打者からすればタイミングを取りにくく、それでいて投げてくる球は球速以上の伸びがある。
大きな体格の選手が150キロ超の球を投げるんじゃなく、175センチの小柄な男が140キロ台前半の球で三振を獲る。実に通好みで魅力あるピッチャーだった。
現役通算2091イニングで奪った三振の数実に2156。
史上最速での2000奪三振、3年連続200奪三振ほか、杉内を語るときに三振の話題は欠かせない。

見ていて一番楽しいピッチャーだった。
球種が少ないから見ているこっちも配球を予想しやすい。それは当然相手の打者だって同じ。
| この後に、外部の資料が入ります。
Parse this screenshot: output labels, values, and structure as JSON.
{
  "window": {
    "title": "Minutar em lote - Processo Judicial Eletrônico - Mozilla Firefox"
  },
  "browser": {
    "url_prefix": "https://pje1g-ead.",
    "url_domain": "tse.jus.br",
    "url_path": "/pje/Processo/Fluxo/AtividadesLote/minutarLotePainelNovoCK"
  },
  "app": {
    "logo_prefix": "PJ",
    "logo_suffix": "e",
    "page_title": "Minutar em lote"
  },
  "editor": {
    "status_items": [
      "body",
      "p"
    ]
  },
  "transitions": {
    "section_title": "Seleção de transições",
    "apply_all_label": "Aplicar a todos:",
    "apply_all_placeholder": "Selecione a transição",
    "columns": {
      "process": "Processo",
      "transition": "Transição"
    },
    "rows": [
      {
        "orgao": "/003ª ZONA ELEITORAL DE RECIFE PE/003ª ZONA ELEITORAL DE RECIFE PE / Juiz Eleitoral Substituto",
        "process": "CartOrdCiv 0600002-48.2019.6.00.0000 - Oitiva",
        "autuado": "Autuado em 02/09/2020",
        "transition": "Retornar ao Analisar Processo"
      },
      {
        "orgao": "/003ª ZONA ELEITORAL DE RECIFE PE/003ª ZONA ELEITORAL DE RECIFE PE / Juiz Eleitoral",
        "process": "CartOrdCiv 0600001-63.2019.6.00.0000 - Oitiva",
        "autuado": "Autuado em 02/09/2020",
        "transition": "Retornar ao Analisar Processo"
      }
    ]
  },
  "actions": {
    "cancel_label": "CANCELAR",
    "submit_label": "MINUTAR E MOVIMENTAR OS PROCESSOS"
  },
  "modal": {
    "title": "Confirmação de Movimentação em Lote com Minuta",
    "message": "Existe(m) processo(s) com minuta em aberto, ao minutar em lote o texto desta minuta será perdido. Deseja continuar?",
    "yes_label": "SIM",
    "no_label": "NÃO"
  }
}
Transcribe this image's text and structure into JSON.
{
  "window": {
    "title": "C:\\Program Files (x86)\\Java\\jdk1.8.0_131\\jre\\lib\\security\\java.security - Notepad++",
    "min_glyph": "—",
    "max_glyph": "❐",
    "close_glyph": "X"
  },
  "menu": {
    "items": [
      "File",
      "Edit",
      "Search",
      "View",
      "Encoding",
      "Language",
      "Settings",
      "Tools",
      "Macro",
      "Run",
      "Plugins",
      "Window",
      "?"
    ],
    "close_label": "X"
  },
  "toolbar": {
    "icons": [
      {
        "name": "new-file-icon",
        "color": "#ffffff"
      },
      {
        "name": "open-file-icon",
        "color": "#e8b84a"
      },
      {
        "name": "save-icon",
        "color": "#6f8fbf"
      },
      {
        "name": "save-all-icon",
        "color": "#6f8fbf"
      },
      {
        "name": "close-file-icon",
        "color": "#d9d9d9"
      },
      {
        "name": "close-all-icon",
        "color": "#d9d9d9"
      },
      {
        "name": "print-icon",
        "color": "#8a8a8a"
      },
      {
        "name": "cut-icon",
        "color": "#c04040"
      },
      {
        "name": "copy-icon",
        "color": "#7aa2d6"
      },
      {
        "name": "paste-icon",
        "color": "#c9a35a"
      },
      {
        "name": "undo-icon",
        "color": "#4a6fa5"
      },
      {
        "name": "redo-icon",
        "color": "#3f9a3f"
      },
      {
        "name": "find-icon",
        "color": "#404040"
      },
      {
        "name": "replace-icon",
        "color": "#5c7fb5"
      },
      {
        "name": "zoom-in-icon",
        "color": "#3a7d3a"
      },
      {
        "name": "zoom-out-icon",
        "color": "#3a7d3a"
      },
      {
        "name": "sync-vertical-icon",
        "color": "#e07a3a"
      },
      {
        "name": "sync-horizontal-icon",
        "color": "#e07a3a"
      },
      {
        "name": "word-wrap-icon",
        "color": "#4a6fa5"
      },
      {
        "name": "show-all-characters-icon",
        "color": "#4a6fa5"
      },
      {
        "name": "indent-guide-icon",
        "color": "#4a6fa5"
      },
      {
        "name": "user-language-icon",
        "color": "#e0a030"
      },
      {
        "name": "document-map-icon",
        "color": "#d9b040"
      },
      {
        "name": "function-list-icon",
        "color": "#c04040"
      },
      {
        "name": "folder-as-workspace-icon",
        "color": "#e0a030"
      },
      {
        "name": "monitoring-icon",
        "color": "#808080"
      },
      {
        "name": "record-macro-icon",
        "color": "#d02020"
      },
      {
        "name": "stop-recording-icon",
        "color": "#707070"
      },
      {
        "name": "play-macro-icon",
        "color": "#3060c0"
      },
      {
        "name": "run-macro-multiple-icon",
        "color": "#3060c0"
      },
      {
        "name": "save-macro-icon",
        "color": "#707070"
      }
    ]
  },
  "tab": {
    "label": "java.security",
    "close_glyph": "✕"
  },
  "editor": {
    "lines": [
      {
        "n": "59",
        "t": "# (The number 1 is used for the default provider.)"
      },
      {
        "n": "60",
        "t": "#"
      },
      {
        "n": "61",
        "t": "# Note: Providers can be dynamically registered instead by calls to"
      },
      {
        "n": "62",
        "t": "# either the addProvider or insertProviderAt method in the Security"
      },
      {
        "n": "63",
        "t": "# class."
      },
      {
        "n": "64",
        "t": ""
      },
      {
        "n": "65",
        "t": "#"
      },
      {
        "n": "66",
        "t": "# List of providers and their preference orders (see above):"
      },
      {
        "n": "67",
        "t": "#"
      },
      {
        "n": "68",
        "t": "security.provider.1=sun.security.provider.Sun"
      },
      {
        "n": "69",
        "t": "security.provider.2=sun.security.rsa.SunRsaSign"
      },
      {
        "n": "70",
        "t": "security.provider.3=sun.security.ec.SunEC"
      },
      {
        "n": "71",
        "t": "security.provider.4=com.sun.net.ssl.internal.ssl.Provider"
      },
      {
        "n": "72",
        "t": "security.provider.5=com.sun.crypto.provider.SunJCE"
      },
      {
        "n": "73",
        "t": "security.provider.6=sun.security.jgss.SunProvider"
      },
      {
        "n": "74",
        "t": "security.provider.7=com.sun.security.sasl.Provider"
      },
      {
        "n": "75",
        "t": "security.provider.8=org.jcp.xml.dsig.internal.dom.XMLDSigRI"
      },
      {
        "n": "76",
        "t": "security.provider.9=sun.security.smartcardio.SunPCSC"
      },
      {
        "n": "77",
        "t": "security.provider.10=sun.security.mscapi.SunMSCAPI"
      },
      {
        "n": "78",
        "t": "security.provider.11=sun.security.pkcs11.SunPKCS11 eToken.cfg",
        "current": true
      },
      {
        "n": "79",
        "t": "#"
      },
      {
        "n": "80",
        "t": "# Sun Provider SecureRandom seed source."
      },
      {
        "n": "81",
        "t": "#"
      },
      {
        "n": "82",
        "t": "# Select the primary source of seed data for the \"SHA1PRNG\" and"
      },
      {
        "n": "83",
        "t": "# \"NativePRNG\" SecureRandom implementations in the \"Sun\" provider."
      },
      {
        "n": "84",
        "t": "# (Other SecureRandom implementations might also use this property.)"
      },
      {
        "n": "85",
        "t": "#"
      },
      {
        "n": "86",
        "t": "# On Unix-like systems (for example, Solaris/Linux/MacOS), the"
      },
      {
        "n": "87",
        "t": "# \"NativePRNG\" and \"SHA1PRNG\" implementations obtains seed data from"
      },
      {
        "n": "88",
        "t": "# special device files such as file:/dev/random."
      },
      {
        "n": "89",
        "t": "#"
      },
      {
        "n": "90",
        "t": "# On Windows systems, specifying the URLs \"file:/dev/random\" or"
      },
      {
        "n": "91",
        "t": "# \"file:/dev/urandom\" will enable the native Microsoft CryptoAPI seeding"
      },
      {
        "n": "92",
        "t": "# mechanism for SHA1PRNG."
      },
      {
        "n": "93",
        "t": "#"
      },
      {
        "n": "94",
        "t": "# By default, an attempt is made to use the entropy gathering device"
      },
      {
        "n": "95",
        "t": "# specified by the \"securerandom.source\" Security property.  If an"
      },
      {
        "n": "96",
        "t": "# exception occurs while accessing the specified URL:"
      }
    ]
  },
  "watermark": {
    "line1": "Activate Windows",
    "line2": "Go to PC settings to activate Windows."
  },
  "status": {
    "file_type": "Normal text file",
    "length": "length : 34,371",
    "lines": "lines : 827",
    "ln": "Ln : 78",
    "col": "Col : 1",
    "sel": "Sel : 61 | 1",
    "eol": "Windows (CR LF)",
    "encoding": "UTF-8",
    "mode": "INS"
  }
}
にも関わらず、伸びる140キロで、魔法のチェンジアップで、ファミスタのようなスライダーで杉内は抑えた。
あのノーヒットノーランはテレビ観戦になったけど、2013年のクライマックスシリーズで意気揚々と東京ドームに乗り込んできたカープを相手に、7回を2安打1失点に封じ込めた試合を観られたのは管理人の宝物。

杉内、ジャイアンツに来てくれてありがとう。12-14年の3年間で杉内が挙げた勝ち星33。リーグ三連覇は杉内なしじゃ絶対にあり得なかった。
ジャイアンツを強くしてくれてありがとう。心躍るような快投を何度も何度も見せてくれてありがとう。あなたはジャイアンツの18番に恥じない超一流のレジェンドでした。ゆっくりゆっくり休んでください。